Hundreds of thousands of Iraqis have fled, prompting fears of a brewing humanitarian crisis.

Qassim Atta, a spokesman for Iraqi security forces, on Wednesday night ordered an investigation into 59 high-ranking security officials accused of leaving their posts. The officials could be executed if found guilty, Atta said.

Earlier in the day, concerns over an oil refinery in the Iraqi town of Baiji continued, a key consideration because so much of Iraq’s economy depends on its oil production. The country produces 3.3 million barrels per day and has the world’s fourth-largest proven crude oil reserves, according to OPEC.

Atta said in a televised news conference that Iraqi forces had killed 40 ISIS militants in Baiji, 225 kilometers (140 miles) north of Baghdad, the capital.

“The situation in Tal Afar, Samarra, and Baiji is under control,” Atta said.

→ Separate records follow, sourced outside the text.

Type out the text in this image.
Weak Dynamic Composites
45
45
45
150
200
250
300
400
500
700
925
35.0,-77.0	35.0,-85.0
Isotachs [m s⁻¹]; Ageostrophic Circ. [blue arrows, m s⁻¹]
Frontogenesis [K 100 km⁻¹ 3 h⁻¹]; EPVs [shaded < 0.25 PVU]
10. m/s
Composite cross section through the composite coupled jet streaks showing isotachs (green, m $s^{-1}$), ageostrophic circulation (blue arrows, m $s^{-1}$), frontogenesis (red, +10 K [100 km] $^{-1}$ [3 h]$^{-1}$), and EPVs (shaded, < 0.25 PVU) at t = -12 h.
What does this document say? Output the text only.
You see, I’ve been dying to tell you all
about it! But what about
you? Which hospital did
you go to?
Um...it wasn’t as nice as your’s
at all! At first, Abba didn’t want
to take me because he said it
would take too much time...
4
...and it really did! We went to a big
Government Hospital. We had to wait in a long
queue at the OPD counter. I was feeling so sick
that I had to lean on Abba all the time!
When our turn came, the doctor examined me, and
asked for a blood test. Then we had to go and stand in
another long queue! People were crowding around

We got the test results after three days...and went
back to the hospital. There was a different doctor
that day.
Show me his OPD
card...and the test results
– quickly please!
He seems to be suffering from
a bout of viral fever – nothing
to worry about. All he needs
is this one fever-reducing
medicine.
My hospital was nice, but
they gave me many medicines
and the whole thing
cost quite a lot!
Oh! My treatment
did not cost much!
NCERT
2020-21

Atta claimed that Iraq’s military were “defeating ISIS in the Baiji area” and that “most of the areas” around the northwestern city of Tal Afar were liberated.

That apparently included 50 Siemens employees, including eight Germans, who were holed up in a power station in Baiji but have been freed, according to German officials. The employees are safe and well, CNN was told.

According to German diplomats, around 8,000 German nationals are currently in Iraq.

Tal Afar fell to ISIS on Sunday, according to Iraq’s military. Many Tal Afar residents, including ethnic minority Shiite Turkmen, fled the fighting north toward Iraq’s Kurdish region.

The casualty numbers and the situation on the ground have not been independently confirmed by CNN.

In the meantime, Iraqi Prime Minister Nuri al-Maliki struck a defiant note in his weekly address, insisting that Iraqi authorities “will win” despite the setbacks of the past week, during which Iraqi security forces crumbled in Mosul and elsewhere before the militants’ advance.

“We absorbed the initial shock of the military operations and now we are on the rebound we will respond and keep the momentum,” he said. “What happened was a catastrophe, but not every catastrophe is a defeat.”

Al-Maliki blamed political paralysis, not military weakness, for the crisis. He urged Iraqis to unite against terrorism, insisting that the political process would begin to move now that elections are over.

Critics blame al-Maliki and his Shia-dominated government for the worsening sectarian division in Iraq.

Earlier, the Prime Minister’s office released a statement accusing Saudi Arabia of appeasing terrorists and providing radical groups with material and moral support.

“The Saudi government must bear responsibility of the serious crimes committed by these groups,” the statement read.

On Wednesday in a strongly worded statement, the Saudi Arabian government denied that the kingdom provides “either moral or financial support to ISIS or any terrorist networks. Any suggestion to the contrary is a falsehood.”

The Saudis blamed the Iraqi Cabinet for “exclusionary policies (that) have fomented this current crisis.”